L’ironia mi afferrò la mano destra, la fantasia la mano sinistra. Mi salvarono la vita.
Che bella sensazione la mattina, quando apro la finestra e respiro il presente!
Spremersi come un limone ed arrivare che non c’è più una goccia di succo. Andare costantemente a duecento all’ora, e improvvisamente essere costretti ad arrestare la marcia. Andare al limite della scarpata e mettere anche un piede dentro. Pensare di avere un carro armato e ritrovarsi con una spada di plastica. Voler fare tutto e subito, pur sapendo che è meglio fare una cosa per volta. Metterci il cuore, l’anima, tutto se stesso, senza considerare che non bisogna esagerare.
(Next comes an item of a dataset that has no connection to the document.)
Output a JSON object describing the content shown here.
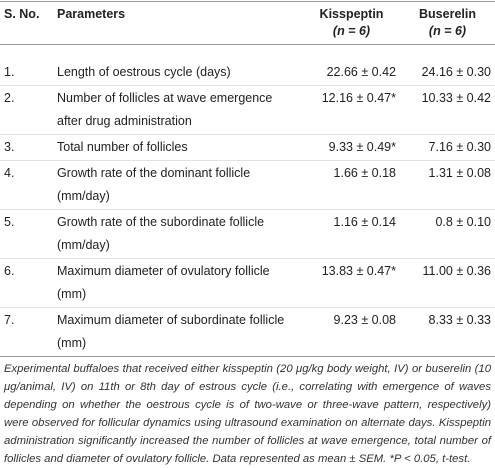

Errori di valutazione… Il Signore ci assista.
Quando le sabbie mobili dei ricordi ti tirano inesorabilmente giù, abbi l’umiltà di tendere la mano, il futuro potrebbe prenderla.
Il cuore è un poeta nato per battere e permettere al cervello di esprimere un unico grande battito comune a tutti…
Sono un uomo fortunato; innanzi ho un futuro che non conosco.
Mi amo di più quando sorrido. Mi amo di più quando trovo la forza di rialzarmi. Mi amo di più quando sono maledettamente me stessa.